Plaintiff moves to remand this action back to state court on the grounds that "the Court lacks subject matter jurisdiction and that no federal-question jurisdiction exists." (Mot. 1.) Specifically, Plaintiff argues that the LMRA does not preempt his state law claims. (Mot. 1)
The LMRA gives federal courts exclusive jurisdiction of "[s]uits for violation of contracts between an employer and a labor organization." 29 U.S.C. § 185(a). "[T]he preemptive force of § 301 is so powerful as to displace entirely any state cause of action ‘for violation of contracts between an employer and a labor organization.’ "2 Franchise Tax Bd. of Cal. v. Constr. Laborers Vacation Trust for S. Cal. , 463 U.S. 1, 24, 103 S.Ct. 2841, 77 L.Ed.2d 420 (1983) (); see also Caterpillar , 482 U.S. at 394, 107 S.Ct. 2425 (quoting Elec. Workers v. Hechler , 481 U.S. 851, 859 n.3, 107 S.Ct. 2161, 95 L.Ed.2d 791 (1987) ) ("Section 301 governs claims founded directly on rights created by collective-bargaining agreements, and also claims ‘substantially dependent on analysis of a collective-bargaining agreement.’ "). Despite the broad preemptive effect of section 301, however, a claim that seeks to vindicate "nonnegotiable state-law rights ... independent of any right established by contract" is not within its scope. Allis-Chalmers Corp. v. Lueck , 471 U.S. 202, 213, 105 S.Ct. 1904, 85 L.Ed.2d 206 (1985) ; see also Livadas v. Bradshaw , 512 U.S. 107, 123–24, 114 S.Ct. 2068, 129 L.Ed.2d 93 (1994) .
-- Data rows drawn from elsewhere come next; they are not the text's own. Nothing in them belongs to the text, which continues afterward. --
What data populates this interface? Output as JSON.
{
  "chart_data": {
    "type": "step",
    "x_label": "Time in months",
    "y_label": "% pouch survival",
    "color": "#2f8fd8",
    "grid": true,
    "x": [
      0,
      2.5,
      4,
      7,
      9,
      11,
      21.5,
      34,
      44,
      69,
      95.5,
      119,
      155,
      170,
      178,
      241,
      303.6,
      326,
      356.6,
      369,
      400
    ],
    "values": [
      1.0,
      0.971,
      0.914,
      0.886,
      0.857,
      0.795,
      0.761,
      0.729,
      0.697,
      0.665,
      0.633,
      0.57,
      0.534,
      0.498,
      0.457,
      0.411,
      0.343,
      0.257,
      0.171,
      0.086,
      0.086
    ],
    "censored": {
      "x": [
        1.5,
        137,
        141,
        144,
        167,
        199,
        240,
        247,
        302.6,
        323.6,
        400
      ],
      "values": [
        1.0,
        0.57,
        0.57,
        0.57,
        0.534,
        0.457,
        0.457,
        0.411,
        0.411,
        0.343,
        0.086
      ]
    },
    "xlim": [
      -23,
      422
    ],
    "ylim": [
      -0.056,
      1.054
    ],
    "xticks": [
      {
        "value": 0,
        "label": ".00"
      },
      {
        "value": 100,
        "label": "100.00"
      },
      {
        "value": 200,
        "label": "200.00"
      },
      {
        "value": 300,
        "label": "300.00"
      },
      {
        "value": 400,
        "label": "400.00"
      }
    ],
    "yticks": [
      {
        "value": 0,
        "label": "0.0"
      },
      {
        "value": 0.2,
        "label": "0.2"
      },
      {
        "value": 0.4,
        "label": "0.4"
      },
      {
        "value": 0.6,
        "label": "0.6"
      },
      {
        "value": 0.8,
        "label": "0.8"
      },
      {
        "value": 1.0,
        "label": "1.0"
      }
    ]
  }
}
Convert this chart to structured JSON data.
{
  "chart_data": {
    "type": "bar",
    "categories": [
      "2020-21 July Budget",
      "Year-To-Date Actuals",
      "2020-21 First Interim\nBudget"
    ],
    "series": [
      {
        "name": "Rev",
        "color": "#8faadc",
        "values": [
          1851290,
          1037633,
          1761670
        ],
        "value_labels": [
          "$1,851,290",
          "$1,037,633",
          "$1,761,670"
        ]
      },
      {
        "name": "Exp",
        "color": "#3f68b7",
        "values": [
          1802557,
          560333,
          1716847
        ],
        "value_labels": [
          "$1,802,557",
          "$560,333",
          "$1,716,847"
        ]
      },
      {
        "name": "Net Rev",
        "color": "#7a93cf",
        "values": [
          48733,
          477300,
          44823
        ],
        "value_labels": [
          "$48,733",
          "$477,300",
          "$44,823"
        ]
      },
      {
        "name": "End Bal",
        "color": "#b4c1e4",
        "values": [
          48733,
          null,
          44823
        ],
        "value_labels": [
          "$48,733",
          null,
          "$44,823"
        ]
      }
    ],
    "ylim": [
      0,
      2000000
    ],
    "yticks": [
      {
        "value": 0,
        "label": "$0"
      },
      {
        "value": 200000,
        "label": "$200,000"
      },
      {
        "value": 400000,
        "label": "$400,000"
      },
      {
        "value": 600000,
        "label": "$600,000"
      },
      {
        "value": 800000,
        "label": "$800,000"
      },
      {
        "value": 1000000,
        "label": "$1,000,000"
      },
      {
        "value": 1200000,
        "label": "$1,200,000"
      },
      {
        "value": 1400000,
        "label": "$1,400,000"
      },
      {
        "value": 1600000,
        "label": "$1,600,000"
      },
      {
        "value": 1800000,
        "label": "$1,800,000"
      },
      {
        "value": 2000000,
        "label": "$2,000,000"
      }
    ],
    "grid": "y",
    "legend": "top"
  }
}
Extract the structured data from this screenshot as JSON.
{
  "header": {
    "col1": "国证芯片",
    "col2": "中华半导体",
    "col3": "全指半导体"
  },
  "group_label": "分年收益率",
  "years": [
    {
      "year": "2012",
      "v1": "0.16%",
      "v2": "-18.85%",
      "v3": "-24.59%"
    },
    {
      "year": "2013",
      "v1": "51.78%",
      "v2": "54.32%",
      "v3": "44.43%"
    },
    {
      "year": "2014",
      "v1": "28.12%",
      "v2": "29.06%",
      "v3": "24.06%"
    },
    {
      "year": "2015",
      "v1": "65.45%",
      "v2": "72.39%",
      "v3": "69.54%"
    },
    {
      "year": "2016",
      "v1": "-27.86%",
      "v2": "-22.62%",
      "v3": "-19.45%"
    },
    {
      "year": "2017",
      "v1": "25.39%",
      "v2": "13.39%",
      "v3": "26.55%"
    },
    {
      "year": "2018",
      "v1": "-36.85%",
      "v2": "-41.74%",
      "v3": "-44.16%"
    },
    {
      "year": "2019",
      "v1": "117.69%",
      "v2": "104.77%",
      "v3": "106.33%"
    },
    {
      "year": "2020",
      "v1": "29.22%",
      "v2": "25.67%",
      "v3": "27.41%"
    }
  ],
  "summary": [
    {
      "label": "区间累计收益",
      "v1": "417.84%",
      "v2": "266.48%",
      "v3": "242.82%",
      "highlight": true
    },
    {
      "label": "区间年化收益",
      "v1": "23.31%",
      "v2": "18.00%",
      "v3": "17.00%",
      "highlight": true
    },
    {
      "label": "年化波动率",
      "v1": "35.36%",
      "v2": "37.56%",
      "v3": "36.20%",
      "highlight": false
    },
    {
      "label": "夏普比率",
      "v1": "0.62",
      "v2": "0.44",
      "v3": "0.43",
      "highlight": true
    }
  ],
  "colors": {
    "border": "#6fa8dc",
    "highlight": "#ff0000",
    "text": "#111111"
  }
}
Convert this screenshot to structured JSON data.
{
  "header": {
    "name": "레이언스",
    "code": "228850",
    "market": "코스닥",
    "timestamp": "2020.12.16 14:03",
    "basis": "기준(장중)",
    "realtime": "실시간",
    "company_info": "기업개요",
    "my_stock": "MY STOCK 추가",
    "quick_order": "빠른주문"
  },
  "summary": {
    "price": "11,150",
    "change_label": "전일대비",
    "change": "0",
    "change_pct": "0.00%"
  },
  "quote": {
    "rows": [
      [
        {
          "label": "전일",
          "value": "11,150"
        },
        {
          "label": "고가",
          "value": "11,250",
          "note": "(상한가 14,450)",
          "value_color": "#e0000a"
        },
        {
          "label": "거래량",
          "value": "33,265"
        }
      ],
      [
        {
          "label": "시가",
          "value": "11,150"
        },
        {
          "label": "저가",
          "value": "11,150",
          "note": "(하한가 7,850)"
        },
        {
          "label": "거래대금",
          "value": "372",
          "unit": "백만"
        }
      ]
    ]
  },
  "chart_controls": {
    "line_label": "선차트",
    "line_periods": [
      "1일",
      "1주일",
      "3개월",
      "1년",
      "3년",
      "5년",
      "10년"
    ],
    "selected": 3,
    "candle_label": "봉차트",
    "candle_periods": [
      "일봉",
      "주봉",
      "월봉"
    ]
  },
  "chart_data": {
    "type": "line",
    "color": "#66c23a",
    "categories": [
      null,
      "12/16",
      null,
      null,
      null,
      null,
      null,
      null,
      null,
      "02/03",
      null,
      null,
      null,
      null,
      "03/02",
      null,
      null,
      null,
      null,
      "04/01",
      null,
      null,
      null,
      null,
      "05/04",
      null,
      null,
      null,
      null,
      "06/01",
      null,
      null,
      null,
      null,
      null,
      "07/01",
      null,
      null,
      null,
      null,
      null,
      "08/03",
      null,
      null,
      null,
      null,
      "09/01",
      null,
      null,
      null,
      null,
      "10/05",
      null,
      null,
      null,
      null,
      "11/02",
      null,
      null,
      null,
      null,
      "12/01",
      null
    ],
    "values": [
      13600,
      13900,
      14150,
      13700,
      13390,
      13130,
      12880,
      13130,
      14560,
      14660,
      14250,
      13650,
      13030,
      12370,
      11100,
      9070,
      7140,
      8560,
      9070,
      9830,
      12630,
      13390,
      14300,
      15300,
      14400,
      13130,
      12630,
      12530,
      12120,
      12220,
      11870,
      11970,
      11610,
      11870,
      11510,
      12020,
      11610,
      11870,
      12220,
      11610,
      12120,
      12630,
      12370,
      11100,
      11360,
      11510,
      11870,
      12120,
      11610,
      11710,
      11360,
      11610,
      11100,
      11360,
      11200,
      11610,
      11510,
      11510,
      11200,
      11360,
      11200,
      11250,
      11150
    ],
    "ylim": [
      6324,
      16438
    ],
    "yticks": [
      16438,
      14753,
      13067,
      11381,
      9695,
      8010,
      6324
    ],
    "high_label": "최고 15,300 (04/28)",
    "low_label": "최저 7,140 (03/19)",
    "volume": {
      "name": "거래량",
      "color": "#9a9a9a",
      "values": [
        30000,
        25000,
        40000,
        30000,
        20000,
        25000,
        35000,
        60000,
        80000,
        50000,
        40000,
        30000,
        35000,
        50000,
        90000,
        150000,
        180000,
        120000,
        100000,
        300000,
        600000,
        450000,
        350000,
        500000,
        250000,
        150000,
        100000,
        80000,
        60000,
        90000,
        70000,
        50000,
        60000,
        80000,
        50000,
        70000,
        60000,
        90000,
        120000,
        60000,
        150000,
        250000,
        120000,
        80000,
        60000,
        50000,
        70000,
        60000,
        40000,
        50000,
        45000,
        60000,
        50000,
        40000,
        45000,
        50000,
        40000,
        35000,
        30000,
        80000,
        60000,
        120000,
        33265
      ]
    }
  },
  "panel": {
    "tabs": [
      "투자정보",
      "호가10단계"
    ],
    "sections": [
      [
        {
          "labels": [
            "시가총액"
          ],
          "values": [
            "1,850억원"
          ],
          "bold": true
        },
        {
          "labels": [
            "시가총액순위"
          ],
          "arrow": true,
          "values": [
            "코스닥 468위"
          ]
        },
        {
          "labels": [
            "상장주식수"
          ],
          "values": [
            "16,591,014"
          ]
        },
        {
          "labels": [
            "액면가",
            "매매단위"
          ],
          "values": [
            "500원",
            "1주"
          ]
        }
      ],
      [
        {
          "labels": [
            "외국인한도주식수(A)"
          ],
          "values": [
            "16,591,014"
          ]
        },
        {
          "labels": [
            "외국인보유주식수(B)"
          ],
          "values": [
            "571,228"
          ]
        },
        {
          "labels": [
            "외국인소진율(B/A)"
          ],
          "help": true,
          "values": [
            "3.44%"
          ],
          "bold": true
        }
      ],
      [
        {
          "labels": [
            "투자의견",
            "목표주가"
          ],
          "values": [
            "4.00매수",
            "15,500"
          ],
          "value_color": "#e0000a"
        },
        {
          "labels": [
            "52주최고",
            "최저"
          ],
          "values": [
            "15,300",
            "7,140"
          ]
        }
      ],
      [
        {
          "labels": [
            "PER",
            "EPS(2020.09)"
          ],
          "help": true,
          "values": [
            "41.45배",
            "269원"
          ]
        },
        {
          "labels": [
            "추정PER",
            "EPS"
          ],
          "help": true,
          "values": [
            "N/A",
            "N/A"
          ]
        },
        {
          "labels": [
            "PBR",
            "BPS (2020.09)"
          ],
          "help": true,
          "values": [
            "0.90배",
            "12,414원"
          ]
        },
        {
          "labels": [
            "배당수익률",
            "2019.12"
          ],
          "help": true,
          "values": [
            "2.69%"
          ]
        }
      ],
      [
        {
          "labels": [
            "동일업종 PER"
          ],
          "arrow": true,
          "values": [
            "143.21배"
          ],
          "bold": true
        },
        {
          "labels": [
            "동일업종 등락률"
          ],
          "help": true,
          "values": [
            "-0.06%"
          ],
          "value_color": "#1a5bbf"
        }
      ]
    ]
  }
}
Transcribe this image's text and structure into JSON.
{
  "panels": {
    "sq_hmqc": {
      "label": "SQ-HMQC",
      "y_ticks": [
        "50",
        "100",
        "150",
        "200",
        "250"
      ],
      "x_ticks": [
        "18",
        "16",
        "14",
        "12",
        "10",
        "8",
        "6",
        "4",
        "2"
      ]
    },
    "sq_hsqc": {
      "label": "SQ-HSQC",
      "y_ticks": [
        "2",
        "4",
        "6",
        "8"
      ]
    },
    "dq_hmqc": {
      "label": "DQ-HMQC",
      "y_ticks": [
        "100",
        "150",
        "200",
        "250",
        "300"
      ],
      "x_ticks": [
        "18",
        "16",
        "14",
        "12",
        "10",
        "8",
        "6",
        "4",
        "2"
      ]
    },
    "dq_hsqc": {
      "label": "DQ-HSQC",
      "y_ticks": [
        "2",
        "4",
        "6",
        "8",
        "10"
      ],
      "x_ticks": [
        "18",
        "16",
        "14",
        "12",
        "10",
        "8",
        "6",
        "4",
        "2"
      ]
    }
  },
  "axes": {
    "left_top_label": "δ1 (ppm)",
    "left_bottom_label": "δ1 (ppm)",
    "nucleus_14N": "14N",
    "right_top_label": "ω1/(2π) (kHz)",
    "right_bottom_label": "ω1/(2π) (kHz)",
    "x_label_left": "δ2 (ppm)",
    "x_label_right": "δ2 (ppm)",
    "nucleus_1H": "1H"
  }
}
The Ninth Circuit has articulated a two-part test to determine whether a cause of action is preempted by the LMRA. Burnside v. Kiewit Pac. Corp. , 491 F.3d 1053, 1059 (9th Cir. 2007). First, the Court must determine if the "asserted cause of action involves a right conferred upon an employee by virtue of state law," independent of a CBA. Id. If the right exists solely because of the CBA, then the claim is preempted, and analysis ends. Id. Second, if the right exists independently of the CBA, the Court must then consider whether resolving the dispute is nevertheless "substantially dependent on [the] analysis of a [CBA]." Id. "If such dependence exists, then the claim is preempted by section 301; if not, then the claim" is left to state courts to handle in accordance with state law. Id. at 1059–60.
Here, Defendants argue that the LMRA preempts Plaintiff's claims under both steps of the Burnside analysis. The Court will consider Defendants’ arguments under each step in turn.
Defendants’ only argument under step one of the Burnside analysis is that the CBA, not state law, creates Plaintiff's right to overtime compensation. (Opp'n to Mot. ("Opp'n") 6, ECF No. 17.) For support, Defendants rely on California Labor Code section 514, which provides that:
Sections 510 and 511 do not apply to an employee covered by a valid collective bargaining agreement if the agreement expressly provides for the wages, hours of work, and working conditions of the employees, and if the agreement provides premium wage rates for all overtime hours worked and a regular hourly rate of pay for those employees of not less than 30 percent more than the state minimum wage.